How killing wolves to protect livestock may backfire

Lone wolves are more likely to go after goats and other livestock than wolves living in packs, a new study finds.

A couple of years ago, biologists from Washington State University found that killing a wolf to rid a threat to livestock actually increased the chances that cattle or sheep would be killed in the following year. Only eliminating a quarter or more of the wolves in a state resulted in declines in wolves killing livestock.

Ranchers have long killed wolves to protect their animals, but the study’s results seemed to show that the practice might not be as productive as they’d like. Now a new study of wolves in the Italian Alps shows why keeping packs together could be a good move for ranchers.

Camille Imbert of the University of Pavia in Italy and colleagues wanted to know why wolves kill livestock instead of wild prey. Sheep or cattle might look like an easy meal to us, but that may not be true for wolves. And even if a goat was easy to catch, that might not be a wolf’s sole consideration when looking for something to eat.

The researchers studied a population of wolves in Liguria, in northwest Italy, one of the few European wolf populations that has managed to survive into the 21st century and is now starting to expand its range due to new laws and efforts to restore its habitat. From 2008 to 2013, the team collected 1,457 samples of wolf scat and determined which wolf had left the poop behind and what it had eaten.

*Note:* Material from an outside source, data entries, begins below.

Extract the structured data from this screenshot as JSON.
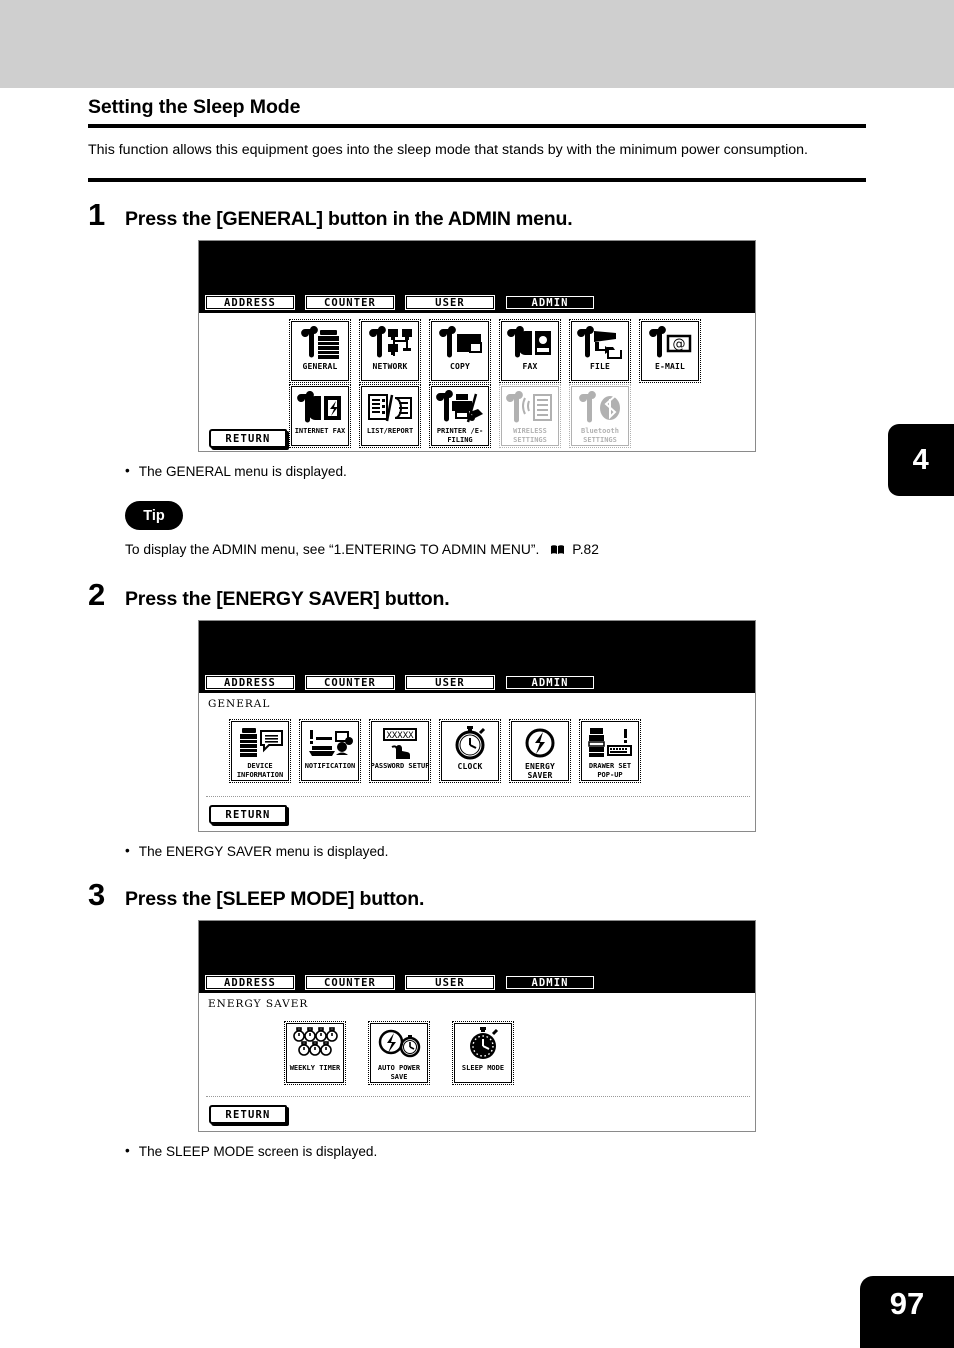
{
  "section": {
    "title": "Setting the Sleep Mode",
    "intro": "This function allows this equipment goes into the sleep mode that stands by with the minimum power consumption."
  },
  "chapter_tab": "4",
  "page_number": "97",
  "steps": [
    {
      "number": "1",
      "heading": "Press the [GENERAL] button in the ADMIN menu.",
      "note_bullet": "•",
      "note": "The GENERAL menu is displayed."
    },
    {
      "number": "2",
      "heading": "Press the [ENERGY SAVER] button.",
      "note_bullet": "•",
      "note": "The ENERGY SAVER menu is displayed."
    },
    {
      "number": "3",
      "heading": "Press the [SLEEP MODE] button.",
      "note_bullet": "•",
      "note": "The SLEEP MODE screen is displayed."
    }
  ],
  "tip": {
    "badge": "Tip",
    "text": "To display the ADMIN menu, see “1.ENTERING TO ADMIN MENU”.",
    "reference": "P.82",
    "icon": "book-icon"
  },
  "lcd_panels": [
    {
      "id": "admin-menu",
      "tabs": [
        {
          "label": "ADDRESS",
          "selected": false
        },
        {
          "label": "COUNTER",
          "selected": false
        },
        {
          "label": "USER",
          "selected": false
        },
        {
          "label": "ADMIN",
          "selected": true
        }
      ],
      "breadcrumb": "",
      "return_label": "RETURN",
      "rows": [
        [
          {
            "label": "GENERAL",
            "icon": "wrench-copier-icon",
            "disabled": false
          },
          {
            "label": "NETWORK",
            "icon": "wrench-network-icon",
            "disabled": false
          },
          {
            "label": "COPY",
            "icon": "wrench-page-icon",
            "disabled": false
          },
          {
            "label": "FAX",
            "icon": "wrench-fax-icon",
            "disabled": false
          },
          {
            "label": "FILE",
            "icon": "wrench-folder-icon",
            "disabled": false
          },
          {
            "label": "E-MAIL",
            "icon": "wrench-at-icon",
            "disabled": false
          }
        ],
        [
          {
            "label": "INTERNET FAX",
            "icon": "wrench-internetfax-icon",
            "disabled": false
          },
          {
            "label": "LIST/REPORT",
            "icon": "list-report-icon",
            "disabled": false
          },
          {
            "label": "PRINTER /E-FILING",
            "icon": "wrench-printer-icon",
            "disabled": false
          },
          {
            "label": "WIRELESS SETTINGS",
            "icon": "wrench-wireless-icon",
            "disabled": true
          },
          {
            "label": "Bluetooth SETTINGS",
            "icon": "wrench-bluetooth-icon",
            "disabled": true
          }
        ]
      ]
    },
    {
      "id": "general-menu",
      "tabs": [
        {
          "label": "ADDRESS",
          "selected": false
        },
        {
          "label": "COUNTER",
          "selected": false
        },
        {
          "label": "USER",
          "selected": false
        },
        {
          "label": "ADMIN",
          "selected": true
        }
      ],
      "breadcrumb": "GENERAL",
      "return_label": "RETURN",
      "rows": [
        [
          {
            "label": "DEVICE INFORMATION",
            "icon": "device-info-icon",
            "disabled": false
          },
          {
            "label": "NOTIFICATION",
            "icon": "notification-icon",
            "disabled": false
          },
          {
            "label": "PASSWORD SETUP",
            "icon": "password-setup-icon",
            "disabled": false
          },
          {
            "label": "CLOCK",
            "icon": "clock-icon",
            "disabled": false
          },
          {
            "label": "ENERGY SAVER",
            "icon": "energy-saver-icon",
            "disabled": false
          },
          {
            "label": "DRAWER SET POP-UP",
            "icon": "drawer-popup-icon",
            "disabled": false
          }
        ]
      ]
    },
    {
      "id": "energy-saver-menu",
      "tabs": [
        {
          "label": "ADDRESS",
          "selected": false
        },
        {
          "label": "COUNTER",
          "selected": false
        },
        {
          "label": "USER",
          "selected": false
        },
        {
          "label": "ADMIN",
          "selected": true
        }
      ],
      "breadcrumb": "ENERGY SAVER",
      "return_label": "RETURN",
      "rows": [
        [
          {
            "label": "WEEKLY TIMER",
            "icon": "weekly-timer-icon",
            "disabled": false
          },
          {
            "label": "AUTO POWER SAVE",
            "icon": "auto-power-save-icon",
            "disabled": false
          },
          {
            "label": "SLEEP MODE",
            "icon": "sleep-mode-icon",
            "disabled": false
          }
        ]
      ]
    }
  ]
}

The scientists also figured out whether or not the wolf had belonged to a pack, which consist of a pair of adults and their offspring.

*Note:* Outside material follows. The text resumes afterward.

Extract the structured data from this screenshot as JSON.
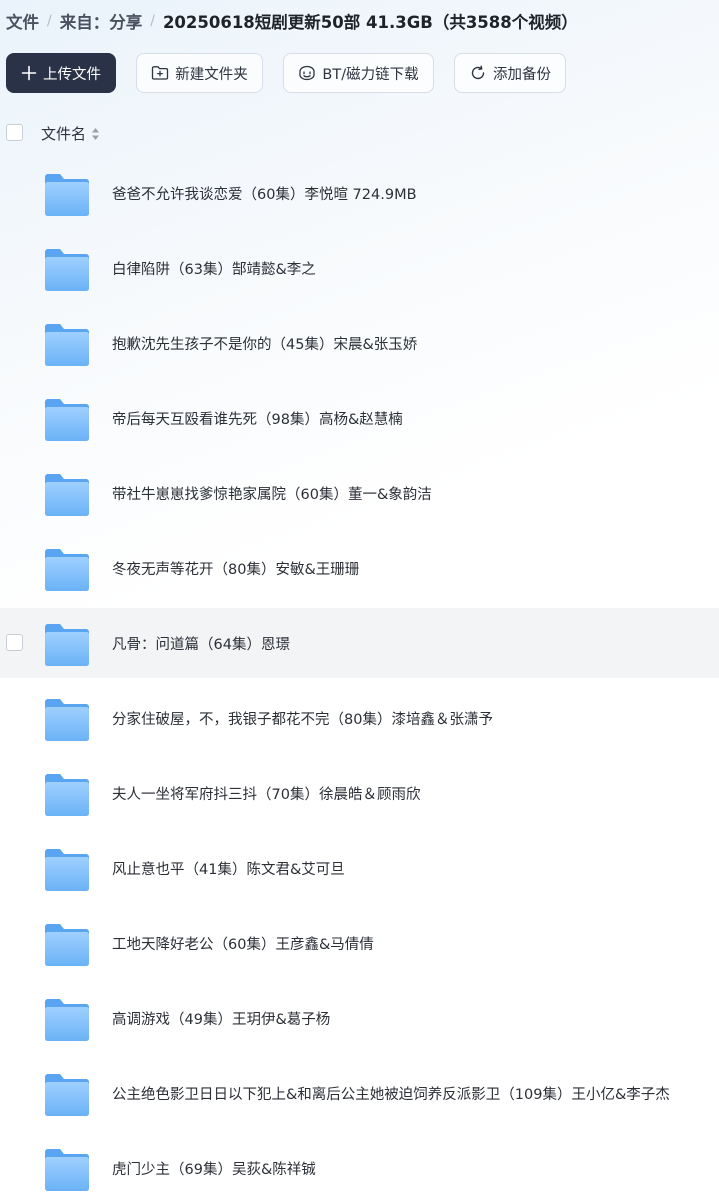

Wolves that belonged to packs tended to eat more wild boar and roe deer and less goat and other livestock than did single wolves, the researchers report in the March Biological Conservation. Lone wolves — either young wolves that are moving to new territory or the former members of a pack that has been broken up (say, when the leaders were killed) — may not know as well what prey is available in an area as the resident pack and may therefore hunt whatever is available, Imbert and her colleagues write. Packs, it seems, can be pickier and go for wild prey when it’s available.

Not that a pack of wolves won’t hunt livestock. Pack wolves did eat goats and other domestic animals. But it seems at least a little blame can be put on Italian herders, who let goats roam unguarded and free in the mountains. And wolves will readily eat young calves born in open pastures; when birthing is done closer to home, cows tend to be safe from wolves.

To keep livestock from being eaten by wolves, the researchers make a few recommendations: Institute a few more protections for domestic animals. Promote a rich community of wild animals that the wolves can eat. And don’t kill wolves and break up packs. “Removal measures do not solve the problem in the long run,” they write.